I think we are getting away from the OP here – which is not a debate about whether Scott was ‘an idiot’ or not, but what we think about the question being posed in a classroom.
Personally, I think it is an excellent idea, because it teaches you people a very valuable life lesson, and will fit them perfectly for their time on the AB. The lesson is – you can have absolutely any opinion you want, on anything at all – but you’d better be ready willing and able to back it up, because if you don’t or can’t, there are people on here who do and can, and they will eat you for breakfast.
It’s a simple instance to start with. The individuals questioned are unharmed by a simple school debate, they know nothing about it, and if they are not unharmed, then their reputations are on shakier ground than history and the passage of time would indicate.
So instead of everyone deciding if Scott was, or was not an idiot – let’s look at this in context – it’s a debating question for schoolchildren.
They are being given a question, and allowed to offer their views, but their views may be challenged, and it will show if they have researched the evidence to back up their individual points of view.
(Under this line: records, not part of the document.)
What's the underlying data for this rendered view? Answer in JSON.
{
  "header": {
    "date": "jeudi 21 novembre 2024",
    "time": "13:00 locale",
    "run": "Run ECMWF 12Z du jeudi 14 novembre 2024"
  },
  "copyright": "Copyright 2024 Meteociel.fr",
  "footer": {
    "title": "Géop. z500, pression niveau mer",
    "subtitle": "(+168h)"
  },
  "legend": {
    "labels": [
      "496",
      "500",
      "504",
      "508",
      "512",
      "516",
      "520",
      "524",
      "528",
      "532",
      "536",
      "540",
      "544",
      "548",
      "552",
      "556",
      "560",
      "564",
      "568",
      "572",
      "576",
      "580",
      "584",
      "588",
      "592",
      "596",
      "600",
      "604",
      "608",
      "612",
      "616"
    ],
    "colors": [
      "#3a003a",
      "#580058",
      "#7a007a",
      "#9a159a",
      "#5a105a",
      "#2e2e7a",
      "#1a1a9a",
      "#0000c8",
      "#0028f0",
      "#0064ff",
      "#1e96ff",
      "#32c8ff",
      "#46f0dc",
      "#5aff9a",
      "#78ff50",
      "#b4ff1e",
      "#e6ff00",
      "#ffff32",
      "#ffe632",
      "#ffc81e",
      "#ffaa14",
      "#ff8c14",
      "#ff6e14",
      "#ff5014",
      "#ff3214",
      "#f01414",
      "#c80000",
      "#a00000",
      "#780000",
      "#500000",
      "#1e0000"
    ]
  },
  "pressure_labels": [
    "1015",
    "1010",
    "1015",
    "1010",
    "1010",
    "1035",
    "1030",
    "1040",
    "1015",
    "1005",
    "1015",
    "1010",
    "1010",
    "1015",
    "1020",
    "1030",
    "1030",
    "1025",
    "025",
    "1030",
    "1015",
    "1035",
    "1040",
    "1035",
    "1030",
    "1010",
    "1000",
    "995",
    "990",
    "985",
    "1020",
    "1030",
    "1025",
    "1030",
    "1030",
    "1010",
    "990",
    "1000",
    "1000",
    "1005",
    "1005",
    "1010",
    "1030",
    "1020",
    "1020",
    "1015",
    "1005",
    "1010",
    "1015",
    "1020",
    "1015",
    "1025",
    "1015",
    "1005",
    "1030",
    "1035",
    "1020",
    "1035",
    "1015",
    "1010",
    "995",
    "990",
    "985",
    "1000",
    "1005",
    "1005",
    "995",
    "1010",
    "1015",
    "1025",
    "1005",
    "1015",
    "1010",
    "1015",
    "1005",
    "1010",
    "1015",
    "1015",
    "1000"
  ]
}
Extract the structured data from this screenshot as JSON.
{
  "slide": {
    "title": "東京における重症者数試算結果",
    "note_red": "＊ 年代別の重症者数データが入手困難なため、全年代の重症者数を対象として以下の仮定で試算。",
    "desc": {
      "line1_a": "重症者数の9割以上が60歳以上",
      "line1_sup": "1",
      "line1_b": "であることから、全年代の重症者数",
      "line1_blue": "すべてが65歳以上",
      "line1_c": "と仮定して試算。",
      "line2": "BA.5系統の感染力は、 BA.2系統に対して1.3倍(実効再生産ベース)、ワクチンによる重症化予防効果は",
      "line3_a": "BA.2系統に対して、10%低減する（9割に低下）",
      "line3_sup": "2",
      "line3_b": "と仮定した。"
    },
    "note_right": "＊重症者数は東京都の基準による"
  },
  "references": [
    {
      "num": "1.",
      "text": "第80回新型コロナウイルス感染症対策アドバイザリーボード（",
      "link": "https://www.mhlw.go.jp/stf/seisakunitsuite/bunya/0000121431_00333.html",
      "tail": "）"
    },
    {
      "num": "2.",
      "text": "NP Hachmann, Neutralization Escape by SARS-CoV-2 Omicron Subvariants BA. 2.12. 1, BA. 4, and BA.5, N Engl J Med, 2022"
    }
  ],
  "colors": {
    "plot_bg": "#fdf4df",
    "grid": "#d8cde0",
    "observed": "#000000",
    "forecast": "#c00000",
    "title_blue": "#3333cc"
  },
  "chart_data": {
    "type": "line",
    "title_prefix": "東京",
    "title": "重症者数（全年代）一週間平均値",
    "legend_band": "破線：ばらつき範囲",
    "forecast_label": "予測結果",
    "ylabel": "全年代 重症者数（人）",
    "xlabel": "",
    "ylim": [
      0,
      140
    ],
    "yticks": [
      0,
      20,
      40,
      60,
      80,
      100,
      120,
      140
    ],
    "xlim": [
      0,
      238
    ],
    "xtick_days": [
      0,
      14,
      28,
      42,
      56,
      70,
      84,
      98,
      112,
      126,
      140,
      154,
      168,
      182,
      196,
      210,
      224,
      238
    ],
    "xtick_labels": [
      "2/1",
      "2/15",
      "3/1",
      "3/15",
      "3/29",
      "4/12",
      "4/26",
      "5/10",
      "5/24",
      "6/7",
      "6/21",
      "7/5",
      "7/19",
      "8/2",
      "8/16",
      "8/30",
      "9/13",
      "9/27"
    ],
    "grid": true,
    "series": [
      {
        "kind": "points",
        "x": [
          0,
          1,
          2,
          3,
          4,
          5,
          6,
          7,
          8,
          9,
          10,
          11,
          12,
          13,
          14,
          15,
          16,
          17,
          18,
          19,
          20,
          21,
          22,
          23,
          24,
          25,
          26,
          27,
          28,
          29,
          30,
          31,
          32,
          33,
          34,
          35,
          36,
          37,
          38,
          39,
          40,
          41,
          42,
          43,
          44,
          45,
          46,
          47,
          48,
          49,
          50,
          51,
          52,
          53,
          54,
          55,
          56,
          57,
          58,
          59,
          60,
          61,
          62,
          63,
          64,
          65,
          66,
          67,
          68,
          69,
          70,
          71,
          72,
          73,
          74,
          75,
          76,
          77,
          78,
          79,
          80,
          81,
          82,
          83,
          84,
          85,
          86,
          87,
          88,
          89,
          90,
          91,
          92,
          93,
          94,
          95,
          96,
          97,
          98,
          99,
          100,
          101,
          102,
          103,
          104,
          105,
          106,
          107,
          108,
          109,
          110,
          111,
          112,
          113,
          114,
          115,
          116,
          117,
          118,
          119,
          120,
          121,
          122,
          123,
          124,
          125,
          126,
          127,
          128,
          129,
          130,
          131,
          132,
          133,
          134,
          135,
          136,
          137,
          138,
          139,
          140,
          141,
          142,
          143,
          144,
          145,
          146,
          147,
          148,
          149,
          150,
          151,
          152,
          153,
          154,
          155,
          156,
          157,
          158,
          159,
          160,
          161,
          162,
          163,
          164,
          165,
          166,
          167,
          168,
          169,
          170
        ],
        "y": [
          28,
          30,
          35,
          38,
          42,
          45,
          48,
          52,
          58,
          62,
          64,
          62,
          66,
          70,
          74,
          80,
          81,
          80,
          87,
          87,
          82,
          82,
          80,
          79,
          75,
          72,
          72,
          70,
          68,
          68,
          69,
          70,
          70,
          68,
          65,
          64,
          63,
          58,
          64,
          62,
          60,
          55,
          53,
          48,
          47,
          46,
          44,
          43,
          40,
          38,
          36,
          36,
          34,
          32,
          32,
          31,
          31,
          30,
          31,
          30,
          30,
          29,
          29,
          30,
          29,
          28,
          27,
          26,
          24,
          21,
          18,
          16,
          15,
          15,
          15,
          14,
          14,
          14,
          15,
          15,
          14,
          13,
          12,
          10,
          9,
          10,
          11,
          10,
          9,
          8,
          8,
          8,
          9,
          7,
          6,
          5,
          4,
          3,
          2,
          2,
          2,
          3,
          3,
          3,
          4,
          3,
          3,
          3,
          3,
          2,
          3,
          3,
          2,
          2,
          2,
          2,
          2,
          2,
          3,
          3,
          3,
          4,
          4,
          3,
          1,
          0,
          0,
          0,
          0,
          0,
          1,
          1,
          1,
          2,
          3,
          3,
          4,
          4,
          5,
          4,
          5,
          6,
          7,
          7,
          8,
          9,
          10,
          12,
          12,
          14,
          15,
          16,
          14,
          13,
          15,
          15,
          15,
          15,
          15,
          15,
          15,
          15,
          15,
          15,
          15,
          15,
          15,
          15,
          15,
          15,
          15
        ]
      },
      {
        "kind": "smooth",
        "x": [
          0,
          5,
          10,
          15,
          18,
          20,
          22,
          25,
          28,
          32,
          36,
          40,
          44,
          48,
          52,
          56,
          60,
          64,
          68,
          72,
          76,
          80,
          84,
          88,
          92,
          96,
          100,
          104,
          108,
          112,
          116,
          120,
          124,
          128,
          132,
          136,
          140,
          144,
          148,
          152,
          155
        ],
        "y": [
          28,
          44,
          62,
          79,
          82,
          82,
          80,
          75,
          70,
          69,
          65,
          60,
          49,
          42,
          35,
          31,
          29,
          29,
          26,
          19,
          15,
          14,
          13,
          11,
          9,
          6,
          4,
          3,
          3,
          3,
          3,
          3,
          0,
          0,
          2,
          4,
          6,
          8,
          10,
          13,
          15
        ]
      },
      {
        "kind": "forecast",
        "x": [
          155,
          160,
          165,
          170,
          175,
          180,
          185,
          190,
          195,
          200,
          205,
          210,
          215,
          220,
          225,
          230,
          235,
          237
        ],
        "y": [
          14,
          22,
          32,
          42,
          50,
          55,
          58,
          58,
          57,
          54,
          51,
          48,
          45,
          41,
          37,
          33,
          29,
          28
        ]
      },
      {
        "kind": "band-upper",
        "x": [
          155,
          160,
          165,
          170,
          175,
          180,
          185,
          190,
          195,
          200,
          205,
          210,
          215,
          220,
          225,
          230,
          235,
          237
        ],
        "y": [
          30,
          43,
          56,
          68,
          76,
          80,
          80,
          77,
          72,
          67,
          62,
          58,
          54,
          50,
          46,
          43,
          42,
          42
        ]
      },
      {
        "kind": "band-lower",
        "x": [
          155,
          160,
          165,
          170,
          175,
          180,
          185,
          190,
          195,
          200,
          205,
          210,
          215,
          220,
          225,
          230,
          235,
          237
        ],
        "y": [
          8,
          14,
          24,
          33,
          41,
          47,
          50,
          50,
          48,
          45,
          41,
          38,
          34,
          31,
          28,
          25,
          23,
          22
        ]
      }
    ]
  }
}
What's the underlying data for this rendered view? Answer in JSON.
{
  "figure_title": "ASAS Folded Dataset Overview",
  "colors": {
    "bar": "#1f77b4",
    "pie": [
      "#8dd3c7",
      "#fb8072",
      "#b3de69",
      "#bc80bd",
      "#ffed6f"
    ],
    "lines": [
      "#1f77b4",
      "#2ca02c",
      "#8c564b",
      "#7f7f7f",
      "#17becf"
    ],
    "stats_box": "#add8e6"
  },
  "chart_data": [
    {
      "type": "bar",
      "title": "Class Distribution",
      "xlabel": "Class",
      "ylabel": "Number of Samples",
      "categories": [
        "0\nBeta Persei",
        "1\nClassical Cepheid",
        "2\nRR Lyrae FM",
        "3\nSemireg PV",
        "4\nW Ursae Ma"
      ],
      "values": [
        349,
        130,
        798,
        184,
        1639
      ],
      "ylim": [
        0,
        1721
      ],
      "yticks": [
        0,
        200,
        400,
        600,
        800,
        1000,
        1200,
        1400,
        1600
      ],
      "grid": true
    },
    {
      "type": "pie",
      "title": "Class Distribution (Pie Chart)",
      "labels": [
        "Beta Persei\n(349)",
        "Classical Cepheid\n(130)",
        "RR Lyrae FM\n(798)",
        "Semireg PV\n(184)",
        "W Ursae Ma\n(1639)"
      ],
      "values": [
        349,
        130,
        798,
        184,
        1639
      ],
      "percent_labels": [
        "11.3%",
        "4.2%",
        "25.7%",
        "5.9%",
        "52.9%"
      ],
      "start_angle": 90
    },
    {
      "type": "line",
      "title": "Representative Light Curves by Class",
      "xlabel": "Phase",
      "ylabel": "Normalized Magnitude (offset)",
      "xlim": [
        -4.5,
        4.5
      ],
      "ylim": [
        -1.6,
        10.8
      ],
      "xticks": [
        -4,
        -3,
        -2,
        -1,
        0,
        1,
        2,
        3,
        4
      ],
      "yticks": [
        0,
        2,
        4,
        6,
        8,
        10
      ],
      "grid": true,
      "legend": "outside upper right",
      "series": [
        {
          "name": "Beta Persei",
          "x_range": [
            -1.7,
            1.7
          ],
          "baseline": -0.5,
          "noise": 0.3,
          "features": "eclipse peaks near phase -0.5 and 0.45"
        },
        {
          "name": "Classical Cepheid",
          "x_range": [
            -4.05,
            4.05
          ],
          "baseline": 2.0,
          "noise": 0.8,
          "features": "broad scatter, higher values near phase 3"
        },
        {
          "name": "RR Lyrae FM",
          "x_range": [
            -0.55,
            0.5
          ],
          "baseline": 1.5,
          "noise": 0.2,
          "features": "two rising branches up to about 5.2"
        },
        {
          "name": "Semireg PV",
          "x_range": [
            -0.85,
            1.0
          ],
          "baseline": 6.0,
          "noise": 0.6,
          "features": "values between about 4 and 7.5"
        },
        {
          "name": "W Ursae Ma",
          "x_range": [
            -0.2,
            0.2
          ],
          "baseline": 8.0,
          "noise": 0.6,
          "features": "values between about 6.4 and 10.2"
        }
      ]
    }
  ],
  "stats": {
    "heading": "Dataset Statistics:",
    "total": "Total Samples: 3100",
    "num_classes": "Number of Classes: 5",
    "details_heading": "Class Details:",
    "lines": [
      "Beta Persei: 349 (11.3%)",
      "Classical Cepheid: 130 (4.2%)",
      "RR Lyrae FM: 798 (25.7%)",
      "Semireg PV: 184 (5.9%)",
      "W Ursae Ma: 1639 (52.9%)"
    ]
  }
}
As an adult, I have no particular view one way or the other, but I have enough experience of debate and research to be able to provide a convincing argument for either side. All this exercise is doing is giving young people in education a chance to learn how to do that – which is what education is all about.
So, let’s not get into a tizzy about Scott’s name being maligned – it isn’t, it is simply a question, to be considered and thought about and discussed.
One teacher asking one question does not re-write history, or gainsay years of opinion, or indeed fact, so let’s not pretend that it does, or more importantly, that it is trying to do that. Clearly that is not the object of the exercise.